I know I’m so far behind and I’m not keeping up with this blog. It’s never my intention to back away because it’s an important part of helping me manage the stress in my life. Since the beginning, writing about our life, specifically from my perspective, has been therapeutic for me. I was able to write what I was feeling and then walk away, without having to carry the weight anymore.
It’s been largely successful and I’m so grateful that it also helps provide comfort to other families going through similar situations.
There’s a great deal going on in my life right now and writing is becoming more difficult for me on a number of levels. I’m trying to force myself to get back into the habit of writing a few times a day but it’s becoming very harder and harder..

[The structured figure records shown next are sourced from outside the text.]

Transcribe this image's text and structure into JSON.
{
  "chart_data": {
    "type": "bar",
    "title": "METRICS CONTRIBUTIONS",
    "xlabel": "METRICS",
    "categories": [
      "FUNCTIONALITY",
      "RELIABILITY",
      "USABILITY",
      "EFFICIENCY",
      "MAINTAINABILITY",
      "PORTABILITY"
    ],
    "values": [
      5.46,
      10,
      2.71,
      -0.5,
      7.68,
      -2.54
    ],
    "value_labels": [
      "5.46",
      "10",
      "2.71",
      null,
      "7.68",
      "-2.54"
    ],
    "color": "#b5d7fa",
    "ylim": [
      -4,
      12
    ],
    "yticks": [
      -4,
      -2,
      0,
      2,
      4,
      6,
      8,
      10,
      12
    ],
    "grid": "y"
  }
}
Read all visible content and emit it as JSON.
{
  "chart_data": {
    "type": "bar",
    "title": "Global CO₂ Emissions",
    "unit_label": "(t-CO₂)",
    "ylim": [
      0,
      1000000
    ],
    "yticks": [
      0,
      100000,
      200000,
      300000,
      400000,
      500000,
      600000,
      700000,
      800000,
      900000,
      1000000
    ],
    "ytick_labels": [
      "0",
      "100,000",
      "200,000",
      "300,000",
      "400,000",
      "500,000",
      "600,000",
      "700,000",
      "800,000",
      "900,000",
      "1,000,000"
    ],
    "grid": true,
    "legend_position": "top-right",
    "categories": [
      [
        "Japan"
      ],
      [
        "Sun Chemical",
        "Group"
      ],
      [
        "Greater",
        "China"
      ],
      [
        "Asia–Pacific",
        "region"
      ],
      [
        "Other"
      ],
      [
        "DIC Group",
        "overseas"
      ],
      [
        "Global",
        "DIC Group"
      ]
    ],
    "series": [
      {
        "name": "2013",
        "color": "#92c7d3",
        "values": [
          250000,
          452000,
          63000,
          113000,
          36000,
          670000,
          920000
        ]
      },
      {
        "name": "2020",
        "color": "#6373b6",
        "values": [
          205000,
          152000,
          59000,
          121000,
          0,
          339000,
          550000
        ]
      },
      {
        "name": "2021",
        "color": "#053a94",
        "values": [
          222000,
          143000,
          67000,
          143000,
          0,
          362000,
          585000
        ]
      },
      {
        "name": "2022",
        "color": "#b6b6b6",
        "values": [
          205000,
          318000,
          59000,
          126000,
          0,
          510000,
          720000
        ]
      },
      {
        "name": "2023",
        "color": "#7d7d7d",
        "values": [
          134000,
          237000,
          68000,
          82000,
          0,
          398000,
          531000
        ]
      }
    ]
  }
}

I’m incredibly overwhelmed right now for a million and one reasons but at the same time, I also feel hopeful because I’m taking charge of my life and getting it back on course.
Simply making this decision and putting very basic things into action is already an empowering, life altering experience for me. I have a lot of work to do on me, and I know it’s not going to be easy but it is going to be worth it.
My priority at this point is to defuse or reduce the overall stress in our lives. It’s making all of us miserable and there are things I can do to immediately facilitate that. Most importantly, however, I must become the leader my family needs me to be. The leader I was before life happened. The leader I know I’m capable of being.
Serious question. Why do you have to be the leader? Why can’t you and Lizze be a team?
We are but I’m focused on correcting my own behaviors at the moment.
To that point, one of those behaviors to be corrected is your need to be the leader. Have you had any luck finding a therapist? I really think that if you can find someone who can help you look at yourself as others see you that will be the most helpful thing- along with you actually listening to and hearing what they tell you. Don’t write your life or shortcomings off as autism, own your own role in it all.
Yes but you’ve always spoken about being the leader – perhaps that’s part of the problem.